CBTU Launches Project to Increase Women in the Trades by 30%
Feb 24, 2019
Over a period of 42 months, Canada’s Building Trades Unions (CBTU) will provide 750 women apprentices, including approximately 100 Indigenous women in Nova Scotia, Manitoba and Saskatchewan, with career services, employment assistance and networking opportunities to complete their training and obtain their Red Seal certification so they can work anywhere in Canada.
In the process, the program will engage and build partnerships with over 75 key stakeholders including employers, unions and training providers to improve participation and success of women in the trades.

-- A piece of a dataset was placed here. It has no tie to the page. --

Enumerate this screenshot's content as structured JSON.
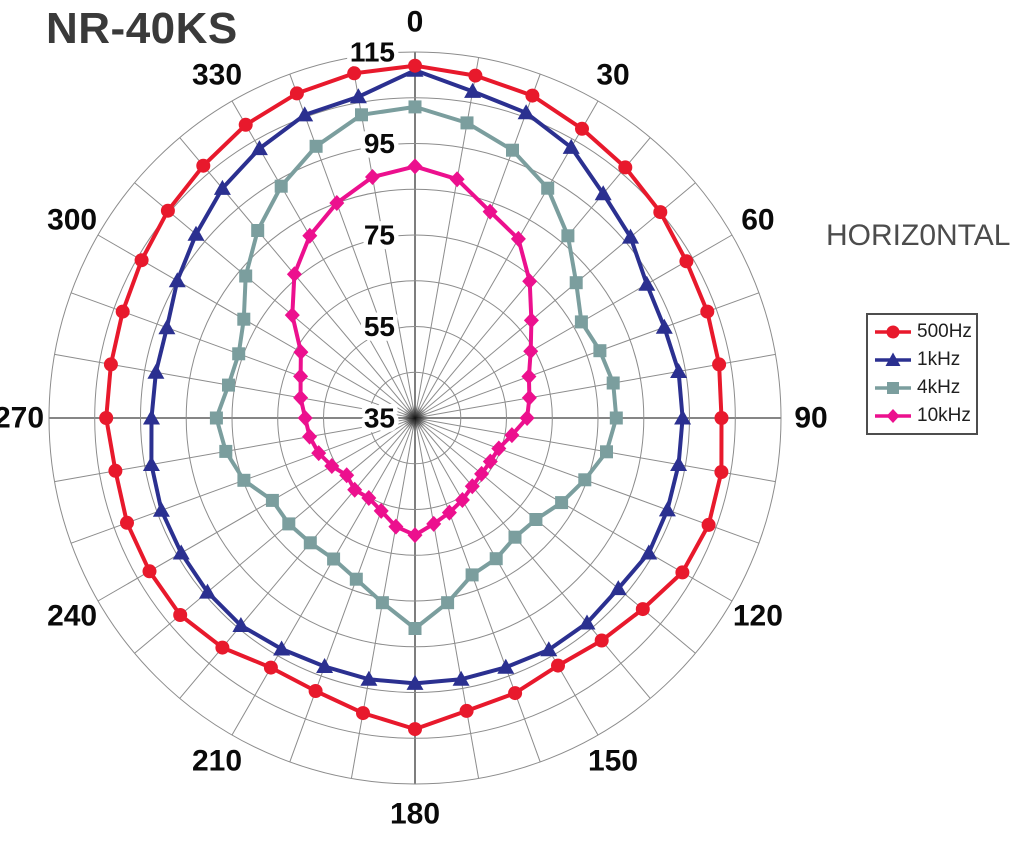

The program will also develop and maintain a registry database to track services provided and apprenticeship numbers of tradeswomen.
To sustain the project, from Employment and Social Development Canada is providing $3,141,000 in funding over three years.
“Canada’s Building Trades Unions are committed to making a career in the skilled trades open for everyone, and with the support of the federal government, the Office to Advance Women Apprentices will identify barriers, track and measure success and work with tradeswomen in Manitoba, Saskatchewan and Nova Scotia to increase their chances for success,” says Robert Blakely, Canadian Operating Office, Canada’s Building Trades Unions. “Today in the construction industry, women represent approximately four per cent of the workforce. Where the OAWA currently exists in Newfoundland, that number sits at 13 per cent, a successful model that we will replicate.”